The demographics of pregnant women with diabetes has also changed in this time – from mostly women with type 1 diabetes, to an increasing number with type 2.
It was this shift that prompted Associate Professor Lim to investigate the prevalence of diabetic retinopathy in pregnant women in 2022 and update the Australian data that was over 40 years old.
“We set out to see whether diabetic retinopathy in pregnancy still takes off in modern times when there’s better treatment, control and screening, and also how it affects a different diabetes population, where 50 per cent have type 2 diabetes,” says Associate Professor Lim.
Diabetic retinopathy risk
The study found that about one in four pregnant women with diabetes had diabetic retinopathy.
Nearly one in nine participants had a sight-threatening form of the disease, which persisted for a year postpartum.
“Our research shows that in 2022, there is still a significant proportion of Australian women who have or develop diabetic retinopathy during pregnancy, and for some women this could lead to devastating vision loss,” says Associate Professor Lim.
“Importantly, we also found diabetic retinopathy in women with type 2 diabetes.

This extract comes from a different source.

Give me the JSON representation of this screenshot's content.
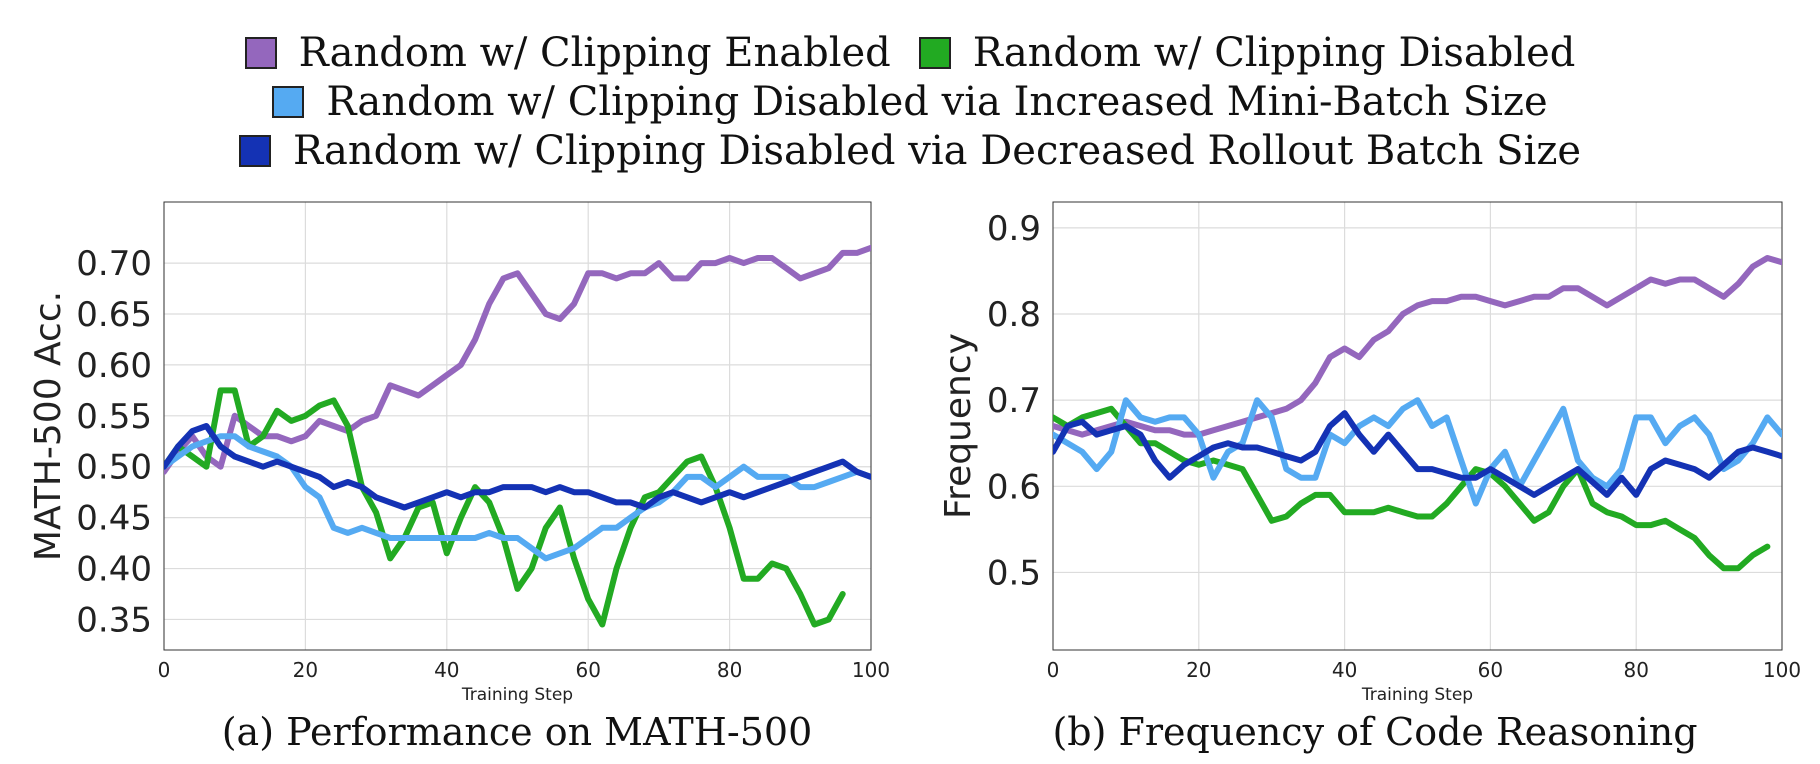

And the disease progressed in some of these participants. There has been no other Australasian research that’s shown this.
“These findings indicate that we need to keep getting the message out to women with diabetes that it’s crucial to be screened for diabetic retinopathy during pregnancy, regardless of whether they have type 1 or type 2.
“However, we also saw that more than one in 10 women were unable to come in for an eye check as part of our research.
“There are clearly barriers to screening we need to address, and this will be the focus of upcoming research.”
The future of diabetes eye care
In a follow-up paper, to be published in 2023, Associate Professor Lim has shown that the risk of developing diabetic retinopathy in pregnancy is different for women with type 1 versus type 2 diabetes.
This could change how we screen for diabetic retinopathy in future, as the current clinical guidelines do not differentiate between type of diabetes.
Regular eye screening during pregnancy has preserved Catherine’s vision, and she is grateful for the future impact Associate Professor Lim’s research could have on the pre-natal care of women with diabetes.
With improved screening and early treatment, there is hope that new mothers with diabetes will not have to face losing their sight from diabetic retinopathy in future.
As Catherine puts it: “A parent not being able to see their child when they are born or as they grow is heartbreaking.
“It’s amazing to think that research at CERA could bring us closer to a world where that is less likely to happen.”